La Commissione Agricoltura del Senato ha concluso i lavori sul ddl contro il caporalato. “Siamo pronti per andare in aula dove auspico un rapido iter che permetta l’approvazione del provvedimento prima della pausa estiva”, commenta la senatrice del Pd, Maria Grazia Gatti, relatrice del testo. “Il provvedimento uscito dalla Commissione è la sintesi di un lavoro lungo a cui hanno contribuito tutti i gruppi – sottolinea la senatrice Pd – ed il testo prodotto ha riscritto il reato definendo anche una responsabilità per le imprese che impiegano mano d’opera in condizioni di sfruttamento. Oltre alla parte penale e sanzionatoria il ddl contiene una parte relativa alle politiche di prevenzione e contrasto al fenomeno con la rete del lavoro agricolo di qualità”. “La rete, attualmente costituita solo dalla cabina di regia, si articola sul territorio coinvolgendo tutti i soggetti in grado di affrontare i due problemi del caporalato: l’organizzazione del collocamento agricolo e quella del trasporto dei lavoratori fino al luogo di lavoro. Si tratta di un passo importante che prova ad affrontare un problema che segna negativamente non solo l’agricoltura ma anche altri settori e mette a rischio la qualità dei nostri prodotti”, aggiunge. “Le dimensioni del fenomeno e le condizioni di estremo sfruttamento che esso comporta sui lavoratori sono inaccettabili e incompatibili con il nostro ordinamento costituzionale.

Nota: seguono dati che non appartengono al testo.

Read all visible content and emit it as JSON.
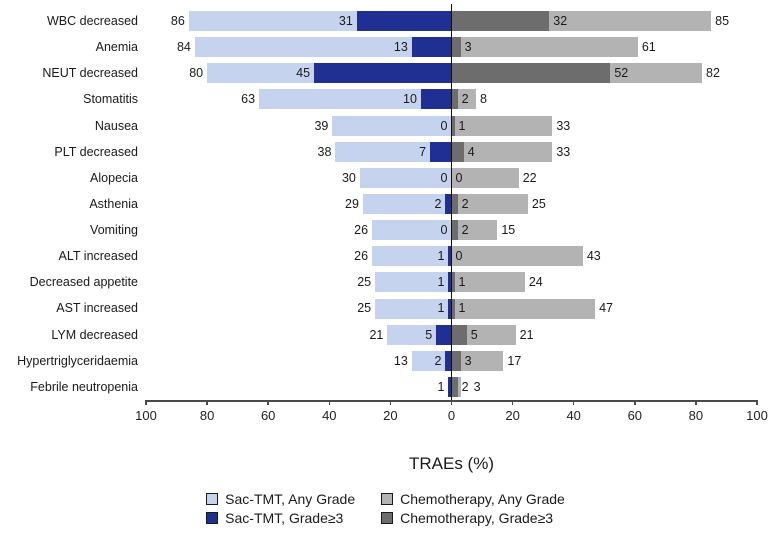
{
  "chart_data": {
    "type": "bar",
    "variant": "diverging-tornado-horizontal",
    "xlabel": "TRAEs (%)",
    "xlim": [
      -100,
      100
    ],
    "tick_step": 20,
    "tick_labels": [
      "100",
      "80",
      "60",
      "40",
      "20",
      "0",
      "20",
      "40",
      "60",
      "80",
      "100"
    ],
    "grid": false,
    "legend_position": "bottom",
    "categories": [
      "WBC decreased",
      "Anemia",
      "NEUT decreased",
      "Stomatitis",
      "Nausea",
      "PLT decreased",
      "Alopecia",
      "Asthenia",
      "Vomiting",
      "ALT increased",
      "Decreased appetite",
      "AST increased",
      "LYM decreased",
      "Hypertriglyceridaemia",
      "Febrile neutropenia"
    ],
    "series": [
      {
        "id": "sac_any",
        "name": "Sac-TMT, Any Grade",
        "side": "left",
        "layer": "base",
        "color": "#c6d3ee",
        "values": [
          86,
          84,
          80,
          63,
          39,
          38,
          30,
          29,
          26,
          26,
          25,
          25,
          21,
          13,
          1
        ],
        "labels": [
          "86",
          "84",
          "80",
          "63",
          "39",
          "38",
          "30",
          "29",
          "26",
          "26",
          "25",
          "25",
          "21",
          "13",
          "1"
        ]
      },
      {
        "id": "sac_g3",
        "name": "Sac-TMT, Grade≥3",
        "side": "left",
        "layer": "overlay",
        "color": "#202f92",
        "values": [
          31,
          13,
          45,
          10,
          0,
          7,
          0,
          2,
          0,
          1,
          1,
          1,
          5,
          2,
          1
        ],
        "labels": [
          "31",
          "13",
          "45",
          "10",
          "0",
          "7",
          "0",
          "2",
          "0",
          "1",
          "1",
          "1",
          "5",
          "2",
          ""
        ]
      },
      {
        "id": "chemo_any",
        "name": "Chemotherapy, Any Grade",
        "side": "right",
        "layer": "base",
        "color": "#b3b3b3",
        "values": [
          85,
          61,
          82,
          8,
          33,
          33,
          22,
          25,
          15,
          43,
          24,
          47,
          21,
          17,
          3
        ],
        "labels": [
          "85",
          "61",
          "82",
          "8",
          "33",
          "33",
          "22",
          "25",
          "15",
          "43",
          "24",
          "47",
          "21",
          "17",
          "3"
        ]
      },
      {
        "id": "chemo_g3",
        "name": "Chemotherapy, Grade≥3",
        "side": "right",
        "layer": "overlay",
        "color": "#6d6d6d",
        "values": [
          32,
          3,
          52,
          2,
          1,
          4,
          0,
          2,
          2,
          0,
          1,
          1,
          5,
          3,
          2
        ],
        "labels": [
          "32",
          "3",
          "52",
          "2",
          "1",
          "4",
          "0",
          "2",
          "2",
          "0",
          "1",
          "1",
          "5",
          "3",
          "2"
        ]
      }
    ],
    "legend_order": [
      "sac_any",
      "chemo_any",
      "sac_g3",
      "chemo_g3"
    ]
  },
  "colors": {
    "sac_any_grade": "#c6d3ee",
    "sac_grade3": "#202f92",
    "chemo_any_grade": "#b3b3b3",
    "chemo_grade3": "#6d6d6d",
    "axis": "#4a4a4a",
    "zero_line": "#111111",
    "text": "#1a1a1a",
    "background": "#ffffff"
  }
}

Questo provvedimento è atteso da molto sia dalle parti sociali che da tutto il Paese, ci auguriamo che possa essere approvato con il più largo consenso”.

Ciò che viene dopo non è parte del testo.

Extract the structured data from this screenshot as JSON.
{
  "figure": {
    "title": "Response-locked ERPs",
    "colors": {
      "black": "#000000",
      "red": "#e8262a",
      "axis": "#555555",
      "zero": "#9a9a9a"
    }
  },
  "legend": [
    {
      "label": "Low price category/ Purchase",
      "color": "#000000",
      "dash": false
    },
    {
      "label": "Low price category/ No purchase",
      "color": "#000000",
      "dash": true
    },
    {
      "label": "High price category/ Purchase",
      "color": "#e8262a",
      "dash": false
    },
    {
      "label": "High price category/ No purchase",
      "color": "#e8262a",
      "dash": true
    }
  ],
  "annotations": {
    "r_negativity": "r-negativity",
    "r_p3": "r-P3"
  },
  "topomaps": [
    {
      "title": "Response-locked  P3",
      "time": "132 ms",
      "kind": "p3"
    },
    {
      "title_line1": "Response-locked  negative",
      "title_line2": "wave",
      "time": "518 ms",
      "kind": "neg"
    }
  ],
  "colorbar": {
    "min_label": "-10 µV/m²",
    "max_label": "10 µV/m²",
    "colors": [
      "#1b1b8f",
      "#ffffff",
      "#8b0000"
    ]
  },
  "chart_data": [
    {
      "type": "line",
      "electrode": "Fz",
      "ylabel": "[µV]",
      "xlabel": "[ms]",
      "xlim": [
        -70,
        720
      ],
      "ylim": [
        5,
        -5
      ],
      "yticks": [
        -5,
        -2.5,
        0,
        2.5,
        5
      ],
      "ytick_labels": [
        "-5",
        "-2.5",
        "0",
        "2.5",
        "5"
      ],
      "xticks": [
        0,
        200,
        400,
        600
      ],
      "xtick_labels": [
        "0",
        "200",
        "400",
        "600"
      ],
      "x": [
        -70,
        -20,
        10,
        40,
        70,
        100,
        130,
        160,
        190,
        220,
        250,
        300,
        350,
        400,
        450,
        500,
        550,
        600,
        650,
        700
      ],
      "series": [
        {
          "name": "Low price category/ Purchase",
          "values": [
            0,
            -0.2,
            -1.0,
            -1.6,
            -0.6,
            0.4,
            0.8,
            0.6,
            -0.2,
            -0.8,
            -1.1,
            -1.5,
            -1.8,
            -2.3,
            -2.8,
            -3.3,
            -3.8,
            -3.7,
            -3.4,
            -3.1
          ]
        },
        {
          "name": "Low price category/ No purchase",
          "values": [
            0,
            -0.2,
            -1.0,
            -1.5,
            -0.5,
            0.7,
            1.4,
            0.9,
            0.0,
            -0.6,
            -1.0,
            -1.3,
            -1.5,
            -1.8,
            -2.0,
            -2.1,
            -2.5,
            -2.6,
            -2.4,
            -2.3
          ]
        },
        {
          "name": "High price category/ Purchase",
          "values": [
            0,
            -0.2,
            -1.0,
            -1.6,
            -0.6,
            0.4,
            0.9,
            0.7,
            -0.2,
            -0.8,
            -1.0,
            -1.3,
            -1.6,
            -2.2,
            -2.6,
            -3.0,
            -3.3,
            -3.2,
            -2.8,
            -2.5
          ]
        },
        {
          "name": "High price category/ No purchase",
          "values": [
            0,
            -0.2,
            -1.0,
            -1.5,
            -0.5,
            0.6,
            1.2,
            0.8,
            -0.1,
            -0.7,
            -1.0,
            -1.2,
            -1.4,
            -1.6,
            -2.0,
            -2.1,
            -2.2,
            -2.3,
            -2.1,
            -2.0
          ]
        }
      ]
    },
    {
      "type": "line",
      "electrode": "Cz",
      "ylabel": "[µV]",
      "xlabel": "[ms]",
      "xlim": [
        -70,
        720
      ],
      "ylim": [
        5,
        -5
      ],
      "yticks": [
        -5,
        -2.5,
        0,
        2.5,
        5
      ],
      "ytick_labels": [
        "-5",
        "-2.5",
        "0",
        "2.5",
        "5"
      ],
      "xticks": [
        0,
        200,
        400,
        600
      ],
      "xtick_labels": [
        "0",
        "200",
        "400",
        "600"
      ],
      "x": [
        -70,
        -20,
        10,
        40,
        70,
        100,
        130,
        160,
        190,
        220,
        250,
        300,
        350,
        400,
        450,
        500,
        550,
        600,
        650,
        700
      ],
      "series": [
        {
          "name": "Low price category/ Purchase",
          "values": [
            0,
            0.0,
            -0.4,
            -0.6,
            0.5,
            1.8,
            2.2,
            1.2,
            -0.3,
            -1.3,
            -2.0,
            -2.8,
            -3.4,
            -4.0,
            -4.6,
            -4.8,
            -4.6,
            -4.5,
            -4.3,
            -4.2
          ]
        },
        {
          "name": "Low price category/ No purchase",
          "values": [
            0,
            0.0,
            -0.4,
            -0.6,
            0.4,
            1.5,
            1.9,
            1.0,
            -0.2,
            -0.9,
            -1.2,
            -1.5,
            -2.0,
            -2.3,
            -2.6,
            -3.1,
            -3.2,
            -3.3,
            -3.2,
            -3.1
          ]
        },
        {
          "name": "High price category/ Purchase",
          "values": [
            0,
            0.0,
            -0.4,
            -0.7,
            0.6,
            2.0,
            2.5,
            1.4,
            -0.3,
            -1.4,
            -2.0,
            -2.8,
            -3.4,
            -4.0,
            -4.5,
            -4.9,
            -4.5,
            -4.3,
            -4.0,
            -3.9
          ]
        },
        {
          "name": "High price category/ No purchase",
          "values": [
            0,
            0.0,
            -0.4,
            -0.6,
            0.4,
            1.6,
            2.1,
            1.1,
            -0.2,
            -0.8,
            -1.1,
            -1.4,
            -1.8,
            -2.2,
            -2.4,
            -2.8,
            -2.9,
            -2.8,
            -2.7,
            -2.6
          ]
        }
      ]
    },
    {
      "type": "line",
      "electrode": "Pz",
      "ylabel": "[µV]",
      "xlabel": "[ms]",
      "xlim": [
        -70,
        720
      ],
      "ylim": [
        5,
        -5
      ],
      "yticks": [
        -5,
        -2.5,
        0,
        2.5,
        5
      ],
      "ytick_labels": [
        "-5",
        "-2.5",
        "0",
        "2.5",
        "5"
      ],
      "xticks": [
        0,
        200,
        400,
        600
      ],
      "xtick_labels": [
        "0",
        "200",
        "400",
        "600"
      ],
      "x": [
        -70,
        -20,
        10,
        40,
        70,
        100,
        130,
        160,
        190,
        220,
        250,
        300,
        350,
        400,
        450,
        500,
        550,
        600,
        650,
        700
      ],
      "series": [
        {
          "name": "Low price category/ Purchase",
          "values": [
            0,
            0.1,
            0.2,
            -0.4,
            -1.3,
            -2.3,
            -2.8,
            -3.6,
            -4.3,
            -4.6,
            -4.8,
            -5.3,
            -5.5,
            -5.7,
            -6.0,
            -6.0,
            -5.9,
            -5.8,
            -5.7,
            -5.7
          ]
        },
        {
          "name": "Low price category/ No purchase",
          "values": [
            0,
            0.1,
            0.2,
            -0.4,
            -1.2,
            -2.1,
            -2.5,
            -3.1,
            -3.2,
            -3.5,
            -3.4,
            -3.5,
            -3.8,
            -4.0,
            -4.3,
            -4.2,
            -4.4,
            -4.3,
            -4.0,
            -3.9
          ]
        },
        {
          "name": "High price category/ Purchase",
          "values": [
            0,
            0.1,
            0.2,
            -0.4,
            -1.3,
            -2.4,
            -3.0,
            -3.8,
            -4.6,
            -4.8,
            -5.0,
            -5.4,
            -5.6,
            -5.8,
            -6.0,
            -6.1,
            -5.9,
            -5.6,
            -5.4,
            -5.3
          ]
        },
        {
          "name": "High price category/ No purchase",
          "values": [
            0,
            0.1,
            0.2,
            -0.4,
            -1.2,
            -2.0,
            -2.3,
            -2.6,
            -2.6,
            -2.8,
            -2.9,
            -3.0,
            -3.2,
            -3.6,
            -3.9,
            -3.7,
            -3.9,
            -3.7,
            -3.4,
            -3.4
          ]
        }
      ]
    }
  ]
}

“Molto bene l’approvazione in commissione agricoltura al Senato della nostra proposta di legge contro il caporalato. Ora serve uno sforzo in più: approvarla in aula entro luglio”. Così il ministro delle Politiche agricole, alimentari e forestali Maurizio Martina. “Abbiamo bisogno degli strumenti del provvedimento per rafforzare – continua il ministro Martina – la tutela dei lavoratori, per impedire lo sfruttamento ed estirpare questa piaga inaccettabile. Chi sfrutta deve pagare, perché sulla dignità delle persone non è consentito fare margini economici”. “Il nostro lavoro – conclude Martina – va comunque avanti, attraverso l’impegno nei controlli con gli ispettori del ministero del Lavoro affiancati da Carabinieri e Corpo Forestale. Con l’azione coordinata delle prefetture insieme agli operatori del terzo settore nei territori più a rischio per portare assistenza anche sanitaria e gestire l’accoglienza dei lavoratori stagionali immigrati. Abbiamo segnato un cambio di passo, ora serve la legge per avanzare ancora”. (ANSA)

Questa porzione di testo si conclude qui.